In the context of yesterday’s post and the prosecution of Bruno Dey, comes this series of tweets:
I suppose being born in the post-war era in western Europe it’s hard to imagine what it’s like living under a murderous, totalitarian regime and therefore it’s easy to kid ourselves that we’d have been the Chinese guy standing in front of the tanks at Tiananmen Square. I suspect those who lived through the Soviet Union, occupied France, or Saddam Hussein’s Iraq don’t hold themselves in such high regard, though.
I’ve written before about the appalling binary choices the Nazis forced on people, and while I’m not going to say Dey is much of a victim (especially considering those on the other side of the wire) it’s unlikely teenage draftees into the Wehrmacht had a whole lot of say about their career paths.

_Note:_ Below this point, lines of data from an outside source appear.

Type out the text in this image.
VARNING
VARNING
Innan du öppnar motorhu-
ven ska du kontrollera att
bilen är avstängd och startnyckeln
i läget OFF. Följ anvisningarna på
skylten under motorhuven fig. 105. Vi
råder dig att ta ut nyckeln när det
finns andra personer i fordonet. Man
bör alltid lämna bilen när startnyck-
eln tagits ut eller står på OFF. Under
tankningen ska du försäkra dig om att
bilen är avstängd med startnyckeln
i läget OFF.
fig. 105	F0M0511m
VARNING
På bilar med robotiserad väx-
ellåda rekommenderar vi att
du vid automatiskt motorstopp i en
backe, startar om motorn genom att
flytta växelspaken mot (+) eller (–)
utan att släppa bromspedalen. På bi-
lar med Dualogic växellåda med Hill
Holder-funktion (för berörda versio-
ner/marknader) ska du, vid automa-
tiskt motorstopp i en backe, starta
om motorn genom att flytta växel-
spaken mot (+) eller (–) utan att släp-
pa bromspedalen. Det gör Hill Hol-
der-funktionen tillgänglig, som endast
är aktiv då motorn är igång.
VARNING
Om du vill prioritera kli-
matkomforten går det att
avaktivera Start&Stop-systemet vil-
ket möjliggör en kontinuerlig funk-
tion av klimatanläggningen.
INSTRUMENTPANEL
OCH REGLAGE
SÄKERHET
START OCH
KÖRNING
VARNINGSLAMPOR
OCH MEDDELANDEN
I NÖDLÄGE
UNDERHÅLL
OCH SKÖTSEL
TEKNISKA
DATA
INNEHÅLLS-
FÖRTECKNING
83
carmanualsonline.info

There are claims that guards didn’t have to serve at concentration camps and could request a transfer. Even supposing this is true, transfer to where? Stalingrad? Or perhaps it was true in theory, just as the Soviet constitution guaranteed a fair trial. This chap on Twitter presumably thinks Dey should have disobeyed orders and been shot instead, but what if he had others to think about, such as a family who might face repercussions? For all the fear of non-existent Nazis in contemporary society people seem to have forgotten how the real Nazis operated and how much the Gestapo was feared by the population. In my 19 years of corporate life I’ve barely met anyone brave enough to disagree with their boss, yet we’re supposed to believe our generation would face down a Nazi officer in 1944? Please.
Thinking about this last night, what Germany is doing by prosecuting this man is signalling to everyone they take Nazis and the Holocaust seriously in order to deflect attention from the fact that anti-Israeli sentiment runs strong across German politics and, largely thanks to Merkel’s immigration policies, antisemitism is on the rise. The decision to prosecute is therefore political, as is the hounding of British troops who served in Northern Ireland in the 1970s. You’ll note that the politicians who sent them there and the senior officers who commanded them aren’t being hauled into courtrooms 45 years after the events in question, it’s just the squaddies, NCOs, and junior officers who are having their lives ruined at the hands of treacherous lawyers and spineless politicians. Those really responsible are either dead or off-limits, which is why these prosecutions are happening only now.
The irony is this Ian Noble chap is an ex-soldier who served in Kosovo. He says he went there to prevent genocide and maybe he did, but he was there without a UN mandate and many Serbs (and probably a lot of Russians) would have every reason to think he was an accessory to war crimes. Bear in mind he was sent there by Tony Blair, a man who ordered Britain into an unsanctioned attack on Iraq, and if by some strange turn of events Russia ends up wielding clout on the international stage in 40 years time he might find himself yanked from his retirement home and asked to explain why he was murdering innocent Serbs. And he was no draftee. This chap probably doesn’t think it’s possible and nor do I, but I wouldn’t want to bet on some future British government not seeking to burnish its progressive credentials by punishing soldiers who took part in the Iraq War – or maybe even the Kosovo War – once the people responsible are safely dead. Who knows what form the British government will take in another generation? We already have an overt IRA sympathiser as leader of the opposition, and the demographics don’t look good if it’s favourable views of the Iraq War we’re after.
The fact that every German who served in the Wehrmacht wasn’t a genocidal Nazi was well-understood at the time, even by those who fought them. My Austrian friend from my MBA has grandparents who fought in the German army because – surprise surprise! – that’s what Austrian men of that age were forced to do. There’s a good chance they might have done some pretty unpleasant stuff while in the uniform too, because that’s what happens when men go to war across an entire continent. Their contemporaries on the winning side hanged the leadership then moved on, and never sought to punish the rank and file. But the ever-so-clever modern generation who weren’t there and have never seen their country attacked let alone occupied by a foreign army know better. In the same vein they’ve convinced themselves that every American who fought for the South was a racist who hated black people and took up arms only to prolong slavery, while those who fought on the Union side could be assistant editors at The Huffington Post. And somehow they think Abraham Lincoln fought the war to free the slaves. Unfortunately there are no ex-Confederates left for liberals to put in jail so they have to be content with tearing down their statues instead.
It’s hard to know what’s worse, the ignorance, the revisionism, or the opportunism. Whatever it is, it has nothing to do with justice.